Steps for Descriptive Analyses - ANSWER: looking at your data through charts, i.e
Historgram.
skews - ANSWER: **positively-skewed distributions ie Think of the valuations at
companies, the cost of houses. negative skew, where most of the people are at the
high end and the trailing ones are at the low end. If you think of something like birth
weight. U-shaped distribution:polarizing movie and the reviews that it gets**
what's a univariate descriptive - ANSWER: you can look for one number that might
be able to represent the entire collection.
measures that give you a numerical description of association - ANSWER: correlation
coefficient or regression analysis
JOURNEY LATEST 2024 ACTUAL TEST QUESTIONS AND
CORRECT DETAILED ANSWERS (100% VERIFIED
SOLUTION)
Data preparation Time - ANSWER: data preparation 80%, and everything else falls
into about 20%
GIGO - ANSWER: garbage in, garbage out. That's a truism from computer science.
The information you're going to get from your analysis is only as good as the
information that you put into it
Upside to In-house data - ANSWER: It's the fastest way to start., you may actually be
able to talk with the people who gathered the data in the first place.
Downside to In-house data - ANSWER: if it was an ad-hoc project, it may not be well
documented. And the biggest one is the data simply may not exist. Maybe what you
need really isn't there in your organization.
Open data - ANSWER: Basically it's data that is free because it has no cost and it's
free to use that you can integrate in your projects. Sources: Number one is
government data, number two is scientific data and the third one is data from social
media and tech companies
APIs - ANSWER: An API or Application Programming Interface isn't a source of data
but rather it's a way of sharing data, it can take data from one application to
another. Uses JSON files
Scraping data - ANSWER: Data scraping is, in a sense, the found art of data science.
It's when you take the data that's around you, tables on pages and graphs in
newspapers, and integrate that information into your data science work. Unlike the
data that's available with API's or Application Programming Interfaces, which is
specifically designed for sharing, Data scraping is for data that isn't necessarily
created with that integration in mind.
Scraping Data and Ethics - ANSWER: there's still legal and ethical constraints that you
need to be aware of. For instance, you need to respect people's privacy. If the data is
private, you still need to maintain that privacy. You need to respect copyright. Just
because something's on the web doesn't mean that you can use it for whatever you
want. The idea here is Visible Doesn't Mean Open just like in an open market just
because it's there in front of you and doesn't have a price tag doesn't mean it's free.
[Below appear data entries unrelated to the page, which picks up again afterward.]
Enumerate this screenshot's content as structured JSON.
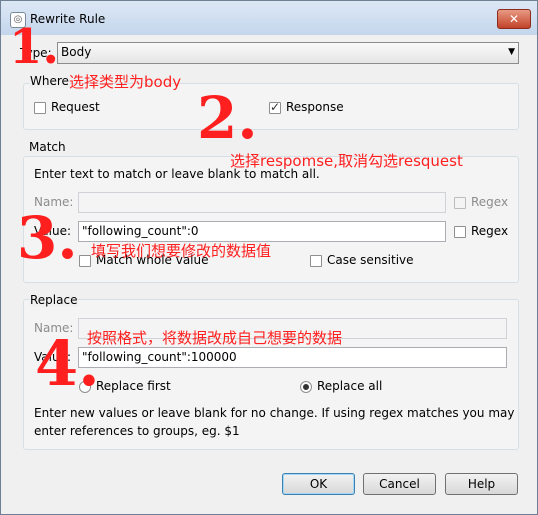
{
  "window": {
    "title": "Rewrite Rule",
    "close_glyph": "✕"
  },
  "type_row": {
    "label": "Type:",
    "selected": "Body"
  },
  "where": {
    "heading": "Where",
    "request_label": "Request",
    "request_checked": false,
    "response_label": "Response",
    "response_checked": true
  },
  "match": {
    "heading": "Match",
    "hint": "Enter text to match or leave blank to match all.",
    "name_label": "Name:",
    "name_value": "",
    "name_regex_label": "Regex",
    "value_label": "Value:",
    "value_value": "\"following_count\":0",
    "value_regex_label": "Regex",
    "whole_value_label": "Match whole value",
    "case_sensitive_label": "Case sensitive"
  },
  "replace": {
    "heading": "Replace",
    "name_label": "Name:",
    "name_value": "",
    "value_label": "Value:",
    "value_value": "\"following_count\":100000",
    "replace_first_label": "Replace first",
    "replace_all_label": "Replace all",
    "selected_mode": "Replace all",
    "hint_line1": "Enter new values or leave blank for no change. If using regex matches you may",
    "hint_line2": "enter references to groups, eg. $1"
  },
  "buttons": {
    "ok": "OK",
    "cancel": "Cancel",
    "help": "Help"
  },
  "annotations": {
    "num1": "1.",
    "note1": "选择类型为body",
    "num2": "2.",
    "note2": "选择respomse,取消勾选resquest",
    "num3": "3.",
    "note3": "填写我们想要修改的数据值",
    "num4": "4.",
    "note4": "按照格式，将数据改成自己想要的数据"
  },
  "colors": {
    "annotation": "#ff1f1f",
    "dialog_bg": "#f0f0f0",
    "title_bar": "#c4d6ec"
  }
}
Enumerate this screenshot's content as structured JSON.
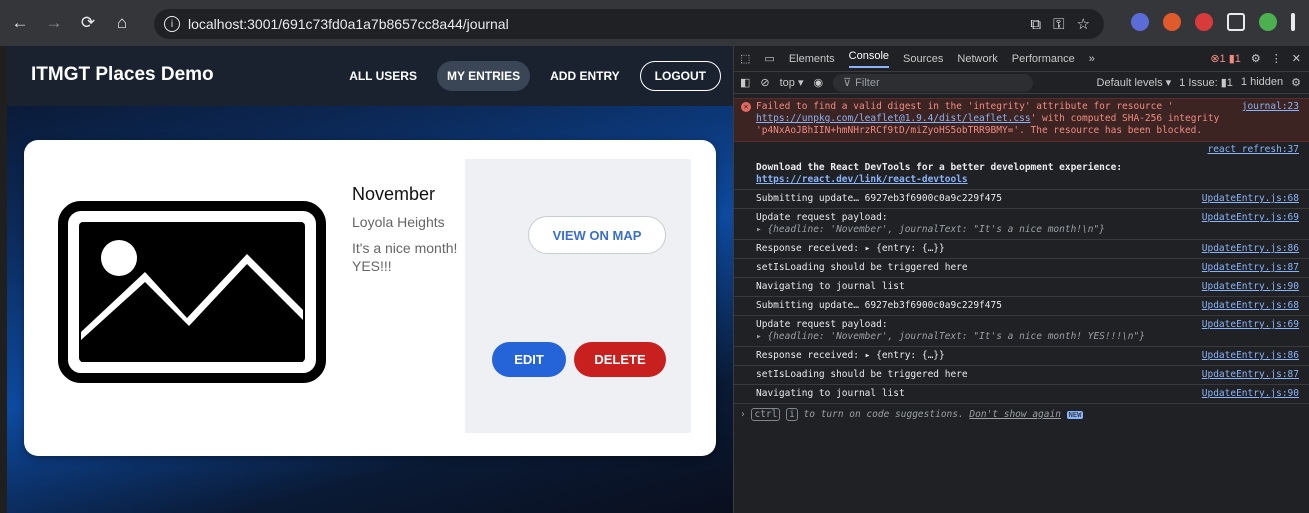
{
  "browser": {
    "url": "localhost:3001/691c73fd0a1a7b8657cc8a44/journal"
  },
  "app": {
    "brand": "ITMGT Places Demo",
    "nav": {
      "all_users": "ALL USERS",
      "my_entries": "MY ENTRIES",
      "add_entry": "ADD ENTRY",
      "logout": "LOGOUT"
    },
    "entry": {
      "title": "November",
      "address": "Loyola Heights",
      "text": "It's a nice month! YES!!!",
      "view_on_map": "VIEW ON MAP",
      "edit": "EDIT",
      "delete": "DELETE"
    }
  },
  "devtools": {
    "tabs": [
      "Elements",
      "Console",
      "Sources",
      "Network",
      "Performance",
      "»"
    ],
    "active_tab": "Console",
    "context": "top ▾",
    "filter_placeholder": "Filter",
    "levels": "Default levels ▾",
    "issues": "1 Issue: ▮1",
    "hidden": "1 hidden",
    "error": {
      "text1": "Failed to find a valid digest in the 'integrity' attribute for resource '",
      "link": "https://unpkg.com/leaflet@1.9.4/dist/leaflet.css",
      "text2": "' with computed SHA-256 integrity 'p4NxAoJBhIIN+hmNHrzRCf9tD/miZyoHS5obTRR9BMY='. The resource has been blocked.",
      "source": "journal:23"
    },
    "logs": [
      {
        "text": "Download the React DevTools for a better development experience:",
        "link": "https://react.dev/link/react-devtools",
        "source": "react refresh:37"
      },
      {
        "text": "Submitting update… 6927eb3f6900c0a9c229f475",
        "source": "UpdateEntry.js:68"
      },
      {
        "text": "Update request payload:",
        "sub": "▸ {headline: 'November', journalText: \"It's a nice month!\\n\"}",
        "source": "UpdateEntry.js:69"
      },
      {
        "text": "Response received:  ▸ {entry: {…}}",
        "source": "UpdateEntry.js:86"
      },
      {
        "text": "setIsLoading should be triggered here",
        "source": "UpdateEntry.js:87"
      },
      {
        "text": "Navigating to journal list",
        "source": "UpdateEntry.js:90"
      },
      {
        "text": "Submitting update… 6927eb3f6900c0a9c229f475",
        "source": "UpdateEntry.js:68"
      },
      {
        "text": "Update request payload:",
        "sub": "▸ {headline: 'November', journalText: \"It's a nice month! YES!!!\\n\"}",
        "source": "UpdateEntry.js:69"
      },
      {
        "text": "Response received:  ▸ {entry: {…}}",
        "source": "UpdateEntry.js:86"
      },
      {
        "text": "setIsLoading should be triggered here",
        "source": "UpdateEntry.js:87"
      },
      {
        "text": "Navigating to journal list",
        "source": "UpdateEntry.js:90"
      }
    ],
    "prompt": {
      "key1": "ctrl",
      "key2": "i",
      "text": " to turn on code suggestions. ",
      "dismiss": "Don't show again",
      "badge": "NEW"
    }
  }
}
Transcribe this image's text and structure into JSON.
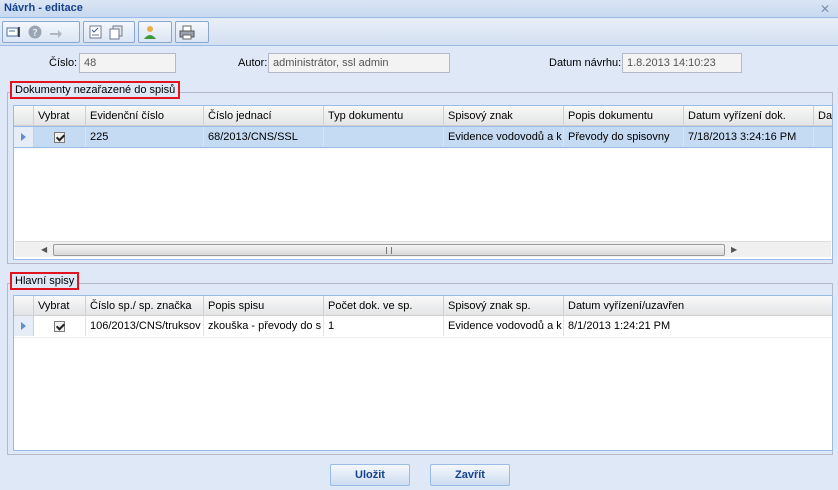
{
  "window": {
    "title": "Návrh - editace"
  },
  "form": {
    "cislo_label": "Číslo:",
    "cislo_value": "48",
    "autor_label": "Autor:",
    "autor_value": "administrátor, ssl admin",
    "datum_label": "Datum návrhu:",
    "datum_value": "1.8.2013 14:10:23"
  },
  "panel1": {
    "title": "Dokumenty nezařazené do spisů",
    "headers": [
      "Vybrat",
      "Evidenční číslo",
      "Číslo jednací",
      "Typ dokumentu",
      "Spisový znak",
      "Popis dokumentu",
      "Datum vyřízení dok.",
      "Da"
    ],
    "row": [
      "225",
      "68/2013/CNS/SSL",
      "",
      "Evidence vodovodů a k",
      "Převody do spisovny",
      "7/18/2013 3:24:16 PM",
      ""
    ]
  },
  "panel2": {
    "title": "Hlavní spisy",
    "headers": [
      "Vybrat",
      "Číslo sp./ sp. značka",
      "Popis spisu",
      "Počet dok. ve sp.",
      "Spisový znak sp.",
      "Datum vyřízení/uzavřen"
    ],
    "row": [
      "106/2013/CNS/truksov",
      "zkouška - převody do s",
      "1",
      "Evidence vodovodů a k",
      "8/1/2013 1:24:21 PM"
    ]
  },
  "buttons": {
    "save": "Uložit",
    "close": "Zavřít"
  }
}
There are still these important elements of laws, policies, social practices that need
to be maintained to not get yourself in some very serious trouble. And so keep that
in mind when you're doing Data scraping.
,Creating data/Get your own Data - ANSWER: natural observation, informal
discussions with, for instance, potential clients. You can do this in person in a one on
one, or a focus group setting. You can do it online through email, or through chat,
and this time you're asking specific questions to get the information you need to
focus your own projects.Surveys. Words > Numbers. Let ppl express themselves.
Start general
Research Ethics when gathering data - ANSWER: informed consent,Also sometimes
confidentiality, or anonymity
Passive collection of training data - ANSWER: gathering enormous amounts of data
doesn't always involve enormous amounts of work. In certain respects, you can just
sit there and wait for it to come to you. Photo Classificaiton. issue with this:One, and
this is actually a huge issue, is that you need to ensure that you have adequate
representation; things like categorizing photos/ limit cases
Self-generated data - ANSWER: external reinforcement learning.generative
adversarial networks. internal
The enumeration of explicit rules - ANSWER: business strategies, flowcharts, Or
criteria for medical diagnoses.
expert system - ANSWER: An expert system is an approach to machine decision-
making in which algorithms are designed that mimic the decision-making process of
a human domain expert.
linear regression - ANSWER: linear regression, which is a common and powerful
technique for combining many variables in an equation to predict a single outcome.
decision tree
decision tree - ANSWER: This is a whole series, a sequence of binary decisions, based
on your data, that can combine to predict an outcome. It's called a tree because it
branches out from one decision to the next
Neural networks - ANSWER: look at things in a different way than humans do and in
certain situations they're able to develop rules for classification, even when humans
can't see anything more than static.
implicit rules - ANSWER: o the implicit rules are rules that help the algorithms
function. They are the rules that they develop by analyzing the test data. And they're
implicit because they cannot be easily described to humans.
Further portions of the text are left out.